Claro que não estou me referindo à totalidade da categoria. Deve ter, entre
eles alguém que, digamos, goste de Mozart.
Basta transitar nas estradas para conhecer o grau de
civilidade da categoria. Do alto das suas boleias, adrenalina vertendo, nós
motoristas comuns, devemos ter todo o cuidado para não irritá-los: é perigoso,
muito perigoso. Querem saber o caráter de um homem, deem-lhe uma parcela de
poder. Na estrada, a boleia de um caminhão é uma parcela de poder.
O governo, atônito, achou que poderia resolver a parada
através de concessões razoáveis - ou fartas, como foram. E tomou um tombo ainda
pior do que a surpresa inicial. Pensando se tratar de cavalheiros, acreditou
que havia celebrado um bom acordo para o fim da greve. Não contaram que as
bases, tomadas de exaltação e valentia, rasgassem o acordo antes de ser lido.
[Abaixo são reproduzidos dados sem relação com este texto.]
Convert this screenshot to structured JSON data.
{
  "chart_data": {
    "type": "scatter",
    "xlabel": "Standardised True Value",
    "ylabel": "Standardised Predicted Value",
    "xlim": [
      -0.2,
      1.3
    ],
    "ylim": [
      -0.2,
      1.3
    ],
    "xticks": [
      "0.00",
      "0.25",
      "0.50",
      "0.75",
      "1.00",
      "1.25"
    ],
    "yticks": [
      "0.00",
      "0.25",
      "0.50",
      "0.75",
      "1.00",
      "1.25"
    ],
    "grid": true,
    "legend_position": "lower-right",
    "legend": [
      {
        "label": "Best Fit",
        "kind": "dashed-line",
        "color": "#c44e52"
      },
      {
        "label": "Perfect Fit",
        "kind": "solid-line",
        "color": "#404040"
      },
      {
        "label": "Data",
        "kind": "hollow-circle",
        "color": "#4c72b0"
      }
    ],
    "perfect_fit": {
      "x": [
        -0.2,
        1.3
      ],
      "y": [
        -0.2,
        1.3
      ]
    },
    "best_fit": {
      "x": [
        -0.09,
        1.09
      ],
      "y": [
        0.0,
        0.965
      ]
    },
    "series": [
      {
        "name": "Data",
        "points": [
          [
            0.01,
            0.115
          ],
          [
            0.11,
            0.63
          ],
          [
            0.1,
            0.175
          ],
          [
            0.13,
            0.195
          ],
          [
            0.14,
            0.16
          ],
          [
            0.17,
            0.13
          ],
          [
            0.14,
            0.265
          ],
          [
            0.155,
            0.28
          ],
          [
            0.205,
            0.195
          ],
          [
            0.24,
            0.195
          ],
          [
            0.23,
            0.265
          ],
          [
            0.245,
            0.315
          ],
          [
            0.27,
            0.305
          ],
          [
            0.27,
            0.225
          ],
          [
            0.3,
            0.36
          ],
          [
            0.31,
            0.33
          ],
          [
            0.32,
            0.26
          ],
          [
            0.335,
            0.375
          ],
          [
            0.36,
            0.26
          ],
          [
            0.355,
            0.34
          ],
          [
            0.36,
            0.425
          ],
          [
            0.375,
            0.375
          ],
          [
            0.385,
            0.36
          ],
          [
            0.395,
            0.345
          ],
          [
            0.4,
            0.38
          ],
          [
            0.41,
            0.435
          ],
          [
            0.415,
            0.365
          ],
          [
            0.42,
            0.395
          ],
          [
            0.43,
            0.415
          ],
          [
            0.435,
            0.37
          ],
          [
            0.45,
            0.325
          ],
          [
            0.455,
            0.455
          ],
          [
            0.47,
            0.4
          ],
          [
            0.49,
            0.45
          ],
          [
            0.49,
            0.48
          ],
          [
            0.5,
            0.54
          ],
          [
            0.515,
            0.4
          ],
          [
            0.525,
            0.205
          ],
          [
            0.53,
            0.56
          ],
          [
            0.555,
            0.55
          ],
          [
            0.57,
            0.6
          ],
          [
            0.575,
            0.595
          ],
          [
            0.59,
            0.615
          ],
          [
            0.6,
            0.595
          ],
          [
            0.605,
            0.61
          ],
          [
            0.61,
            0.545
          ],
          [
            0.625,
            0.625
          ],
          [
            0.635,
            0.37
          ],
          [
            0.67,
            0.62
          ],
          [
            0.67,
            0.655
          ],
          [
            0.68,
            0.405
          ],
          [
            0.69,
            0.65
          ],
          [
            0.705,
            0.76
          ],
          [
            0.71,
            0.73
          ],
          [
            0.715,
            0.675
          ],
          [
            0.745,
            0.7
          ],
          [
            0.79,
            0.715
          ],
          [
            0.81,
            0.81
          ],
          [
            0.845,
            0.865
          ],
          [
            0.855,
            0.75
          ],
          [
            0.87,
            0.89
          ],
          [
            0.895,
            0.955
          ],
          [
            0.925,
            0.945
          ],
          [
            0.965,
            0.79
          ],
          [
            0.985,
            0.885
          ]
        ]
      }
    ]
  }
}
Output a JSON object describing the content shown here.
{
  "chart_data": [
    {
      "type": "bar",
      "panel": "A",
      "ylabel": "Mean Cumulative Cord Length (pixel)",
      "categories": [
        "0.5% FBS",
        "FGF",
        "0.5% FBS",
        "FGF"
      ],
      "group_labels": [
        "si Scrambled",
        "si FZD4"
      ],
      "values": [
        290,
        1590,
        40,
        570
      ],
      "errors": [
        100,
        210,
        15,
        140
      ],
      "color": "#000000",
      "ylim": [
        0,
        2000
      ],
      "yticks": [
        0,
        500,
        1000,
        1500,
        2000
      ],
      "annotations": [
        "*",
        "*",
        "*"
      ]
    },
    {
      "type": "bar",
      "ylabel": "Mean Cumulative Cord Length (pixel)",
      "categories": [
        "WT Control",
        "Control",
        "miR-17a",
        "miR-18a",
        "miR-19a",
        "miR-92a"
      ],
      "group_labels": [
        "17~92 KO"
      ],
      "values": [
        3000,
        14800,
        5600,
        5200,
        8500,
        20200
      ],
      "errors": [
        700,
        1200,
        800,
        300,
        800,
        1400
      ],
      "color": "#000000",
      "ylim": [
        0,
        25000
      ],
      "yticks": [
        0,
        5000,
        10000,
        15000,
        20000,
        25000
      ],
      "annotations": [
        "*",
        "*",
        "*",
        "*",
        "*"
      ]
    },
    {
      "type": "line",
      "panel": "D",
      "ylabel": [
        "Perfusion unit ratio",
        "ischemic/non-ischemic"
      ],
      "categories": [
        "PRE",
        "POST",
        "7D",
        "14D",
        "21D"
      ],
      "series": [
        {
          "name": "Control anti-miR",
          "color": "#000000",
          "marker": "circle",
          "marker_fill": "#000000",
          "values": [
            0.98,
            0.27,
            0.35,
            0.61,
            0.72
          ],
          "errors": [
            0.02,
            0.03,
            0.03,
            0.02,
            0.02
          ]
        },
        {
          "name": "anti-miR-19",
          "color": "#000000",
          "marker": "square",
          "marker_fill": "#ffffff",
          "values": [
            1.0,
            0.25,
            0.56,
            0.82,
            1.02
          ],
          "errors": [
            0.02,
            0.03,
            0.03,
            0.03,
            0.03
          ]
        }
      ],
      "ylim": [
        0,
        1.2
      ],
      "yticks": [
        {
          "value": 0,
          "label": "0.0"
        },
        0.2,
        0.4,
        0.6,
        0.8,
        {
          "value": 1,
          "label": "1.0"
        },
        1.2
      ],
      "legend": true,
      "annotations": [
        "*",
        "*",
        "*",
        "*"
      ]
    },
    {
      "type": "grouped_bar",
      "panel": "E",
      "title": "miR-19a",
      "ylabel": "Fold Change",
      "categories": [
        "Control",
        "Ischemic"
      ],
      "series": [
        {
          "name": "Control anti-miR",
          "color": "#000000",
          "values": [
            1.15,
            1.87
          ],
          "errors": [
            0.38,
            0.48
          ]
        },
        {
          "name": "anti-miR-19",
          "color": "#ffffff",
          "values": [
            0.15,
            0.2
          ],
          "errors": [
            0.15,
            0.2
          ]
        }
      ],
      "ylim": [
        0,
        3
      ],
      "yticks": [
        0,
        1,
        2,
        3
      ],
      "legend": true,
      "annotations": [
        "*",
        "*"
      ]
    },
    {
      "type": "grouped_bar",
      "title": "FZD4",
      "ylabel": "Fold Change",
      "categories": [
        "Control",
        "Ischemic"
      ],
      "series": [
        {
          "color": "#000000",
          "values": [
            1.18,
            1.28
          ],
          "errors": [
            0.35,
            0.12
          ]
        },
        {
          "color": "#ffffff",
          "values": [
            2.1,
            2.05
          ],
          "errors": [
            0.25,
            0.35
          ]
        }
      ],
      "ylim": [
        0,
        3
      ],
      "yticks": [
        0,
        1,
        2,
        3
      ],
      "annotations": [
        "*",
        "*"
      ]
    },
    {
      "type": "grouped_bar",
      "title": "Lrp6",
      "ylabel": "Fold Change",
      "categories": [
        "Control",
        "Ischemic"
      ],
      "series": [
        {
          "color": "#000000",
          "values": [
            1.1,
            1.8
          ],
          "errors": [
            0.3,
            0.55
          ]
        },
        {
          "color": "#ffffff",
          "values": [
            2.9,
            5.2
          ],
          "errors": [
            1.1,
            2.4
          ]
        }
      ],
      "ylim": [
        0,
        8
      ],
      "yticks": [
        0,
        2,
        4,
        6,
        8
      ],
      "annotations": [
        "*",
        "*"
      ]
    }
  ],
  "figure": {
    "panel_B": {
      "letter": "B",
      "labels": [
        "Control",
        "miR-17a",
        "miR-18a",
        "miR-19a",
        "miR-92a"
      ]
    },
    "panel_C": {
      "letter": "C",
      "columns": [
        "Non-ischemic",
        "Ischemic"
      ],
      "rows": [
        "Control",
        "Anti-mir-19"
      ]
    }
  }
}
Terá alguém dito aos cavalheiros, olho no olho, que
muitos deles compraram caminhão nos tempos de bonança, sem calcular se o
mercado comportava tantos novos profissionais? Que os preços do petróleo e
valor do dólar, contingências ditadas de fora e sem apelação, dispararam nos
últimos meses? E que para baratear o custo dos combustíveis, só com subsídios
do governo, e então todos terão de pagar, mesmos os sem-caminhão?
No meio da confusão, entraram em cena canastrões e
oportunistas, como esse Rodrigo Maia, personalidades erradias como Ciro Gomes,
e o lulopetismo inteiro, sacando a pistola do “neoliberalismo”, arma versátil
para uso em todas as ocasiões, completamente esquecidos que tudo é ainda
rescaldo das estripulias de Dilma e do PT na Petrobras.
E quem vai pagar a conta da gandaia? Os de sempre. O povo
que trabalha, a população indefesa, os pobres deste país.
E no entanto, mesmo os que sofreram todas as agruras do
evento se declararam favoráveis ao movimento. Se uma categoria pode assim agir,
botando de joelhos o governo, mantendo-nos como reféns de suas vontades,
paralisando o país, então todos podem. O que de bom podemos esperar do futuro,
se 86% da população, segundo pesquisas, apoia ações dessa ordem e tipo,
ignorando os direitos de todos, os interesses da maioria, o bem comum?